Malik Bin Nebi, İslâm âlemi muazzam siyasi, sosyal ve ekonomik zorluklarla boğuşurken aklın sesi ve Müslüman toplumun yeniden doğması için yapılması gerekenlerin savunucusu kimliğiyle ortaya çıktı. Kendisi medeniyetin, insan, toprak ve zaman denklemi çerçevesinde anlam kazandığını belirtmiş, çağına şahitlik etmiş, yaşadığı dönemin düşünce ufkunu genişletmiştir. Ona göre, herhangi bir medenileşme sürecinde merkezî güç insandır ve o olmadan diğer iki unsurun hiçbir değeri yoktur. Eserlerinden ve yazılarından dilimize çevrilenleri okuyan herkes bunu teslim edecektir. Bin Nebi Türkiye’de 1960’ların sonlarından itibaren bilinen bir isim. Son yıllarda ülkemizde ve dünyada düşüncelerine dair incelemelerin artması onun hakkıyla tanınma sürecinin hız kazandığını gösterir. Özlenen uyanışımız ve kültürel dirilmenin ifade edilmesinde inançlı bir aydın olarak tefekkür dünyamıza katkı sunmuştur. Yarım asır evvel aramızdan ayrılmasına rağmen düşünceleri dünyada, İslâm âleminde, Asya ve Afrika’da yaşananları aydınlatacak niteliktedir. Mesela buralarda yaşanacak değişimin Tanca’dan Cakarta’ya kadar insanlık tarihini etkileyecek bir dalga meydana getireceğini yazdı. Medeniyet ve insanlık sorunu gördüğü problemlere köklü ve uzun vadeli çözümler aradığından çabaları da bu yönde gelişti. Söz gelimi ona göre sömürgecilik sorundur fakat buna yol açan sömürüye elverişli olmak da en az sömürü kadar konuşulması gereken bir problemdir.

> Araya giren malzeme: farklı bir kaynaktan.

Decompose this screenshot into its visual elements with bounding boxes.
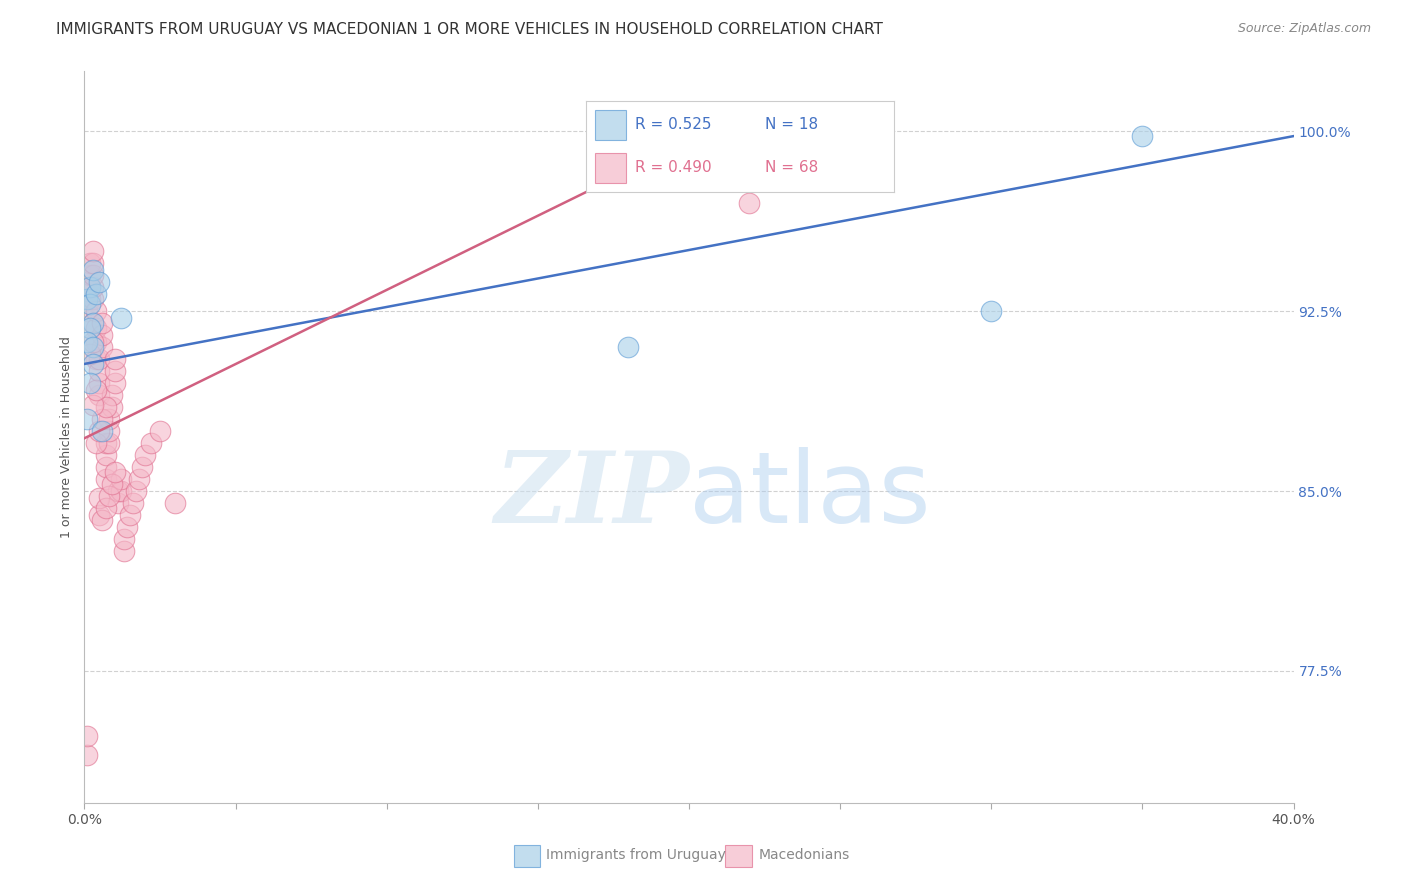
Point (97, 489, 120, 503)
Point (79, 297, 101, 311)
Point (76, 412, 98, 426)
Point (86, 335, 108, 350)
Point (94, 460, 117, 475)
Point (165, 496, 187, 510)
Point (104, 376, 127, 391)
Point (104, 352, 127, 367)
Text: Macedonians: Macedonians (759, 848, 851, 863)
Point (86, 287, 108, 301)
Point (89, 376, 111, 391)
Point (82, 398, 104, 412)
Point (118, 508, 141, 522)
Point (110, 311, 132, 326)
Point (110, 483, 132, 498)
Point (82, 268, 104, 283)
Point (738, 196, 761, 211)
Point (79, 321, 101, 335)
Point (107, 496, 129, 510)
Point (100, 400, 122, 414)
Point (97, 412, 120, 426)
Point (79, 347, 101, 361)
Point (82, 316, 104, 330)
Point (91, 328, 114, 343)
Point (110, 472, 132, 486)
Point (79, 292, 101, 306)
Point (79, 268, 101, 283)
Point (97, 436, 120, 450)
Point (94, 448, 117, 462)
Point (89, 276, 111, 290)
Point (82, 280, 104, 294)
Text: atlas: atlas (689, 447, 931, 544)
Point (1130, 129, 1153, 144)
Point (980, 304, 1002, 318)
Point (82, 244, 104, 259)
Point (79, 376, 101, 391)
Point (100, 476, 122, 491)
Point (76, 729, 98, 743)
Point (112, 532, 135, 546)
Point (89, 491, 111, 506)
Point (97, 424, 120, 438)
Point (82, 335, 104, 350)
Point (86, 384, 108, 398)
Point (82, 292, 104, 306)
Point (139, 436, 162, 450)
Point (107, 483, 129, 498)
Point (94, 500, 117, 515)
Point (89, 364, 111, 378)
Point (76, 335, 98, 350)
Point (128, 472, 150, 486)
Text: Immigrants from Uruguay: Immigrants from Uruguay (547, 848, 725, 863)
Point (76, 292, 98, 306)
Point (86, 321, 108, 335)
Point (91, 316, 114, 330)
Text: IMMIGRANTS FROM URUGUAY VS MACEDONIAN 1 OR MORE VEHICLES IN HOUSEHOLD CORRELATIO: IMMIGRANTS FROM URUGUAY VS MACEDONIAN 1 … (56, 22, 883, 37)
Point (94, 400, 117, 414)
Point (76, 747, 98, 762)
Point (79, 280, 101, 294)
Point (617, 340, 640, 354)
FancyBboxPatch shape (513, 846, 540, 867)
Point (82, 316, 104, 330)
Point (94, 472, 117, 486)
Point (76, 304, 98, 318)
Point (112, 544, 135, 558)
Point (82, 340, 104, 354)
Point (79, 256, 101, 270)
Point (115, 520, 138, 534)
Point (91, 412, 114, 426)
Point (86, 436, 108, 450)
Point (134, 448, 156, 462)
Point (91, 513, 114, 527)
Text: ZIP: ZIP (494, 448, 689, 544)
Point (100, 388, 122, 402)
Point (91, 340, 114, 354)
Point (82, 263, 104, 277)
Point (104, 465, 127, 479)
Y-axis label: 1 or more Vehicles in Household: 1 or more Vehicles in Household (60, 336, 73, 538)
Point (125, 483, 148, 498)
Point (91, 424, 114, 438)
Point (82, 357, 104, 371)
Point (94, 436, 117, 450)
FancyBboxPatch shape (725, 846, 752, 867)
Point (131, 460, 153, 475)
Text: Source: ZipAtlas.com: Source: ZipAtlas.com (1237, 22, 1371, 36)
Point (86, 304, 108, 318)
Point (82, 256, 104, 270)
Point (89, 424, 111, 438)
Point (89, 388, 111, 402)
Point (89, 352, 111, 367)
Point (86, 352, 108, 367)
Point (79, 280, 101, 294)
Point (89, 508, 111, 522)
Point (104, 364, 127, 378)
Point (149, 424, 172, 438)
Point (121, 496, 143, 510)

Malik Bin Nebi düşünürlüğün en önemli özelliklerinden birisi olan tüm insanlık için ortaya koyduğu görüşlerin yanında bağlı bulunduğu kültür dünyasının başka bir ifadeyle İslâm ümmetinin ve daha özelde toplumunun sorunlarına kafa yordu. Gerek dünyanın gerek İslâm dünyasının gerekse Afrika’nın sorunlarının tekrar konuşulmaya başlandığı bir zamanda onun düşüncelerini hatırla(t)mak istedik. Hem zaten ona göre medeniyet, insanlığın ortak üretim hazinelerinin toplandığı merkezin müşterek ismi değil midir? Gelgelelim bu çağda Doğu da Batı da bu perspektifi büyük oranda yitirmiştir. Bin Nebi, tarih okumalarına önem vermiş, medeniyetlerin takip ettiği süreçleri gözlemleyerek değişim yasalarını bulmaya çalışmıştır. Bu bakımdan Cevdet Said’in bireysel ve toplumsal değişime odaklanan kitabına bir takdim yazması hiç şaşırtıcı değildir. Meşhur tarihçi Arnold Toynbee gibi zorlukları yaratıcı tehditler olarak ele alan Bin Nebi, tarihimizdeki zorluk ve sıkıntıların büyük bölümünün fikirler dünyasında ortaya çıkan sorunlardan kaynaklandığı görüşündedir. Öte yandan onun tarihe bakış tarzının, tarihsel değerlendirmelerinin tümüyle isabetli olduğu da söylenemez. Benzeri bir durum eğitim başta olmak üzere modern zamanlarda üzerinde çokça durulan hususlara dair yazdıkları için de geçerlidir. Hâliyle kitaplarıyla düşünce dünyamızda berrak ufuklar açan entelektüel mirasını güçlendirmek ve böylece yaşamaya devam etmesini sağlamak için onunla eleştirel diyalogumuzu sürdürmenin fayda vereceği kanaatindeyiz. Kaldı ki yaşadığımız krizden çıkmamızı sağlayacak usul/yöntem, kriz kadar kriz üzerine düşüncelerin kritiğinden geçmez mi? Nitekim dergimizde daha evvel Malik Bin Nebi üzerine gerek telif gerekse tercüme olarak neşrettiğimiz yazılar da bunun bir kanıtıdır.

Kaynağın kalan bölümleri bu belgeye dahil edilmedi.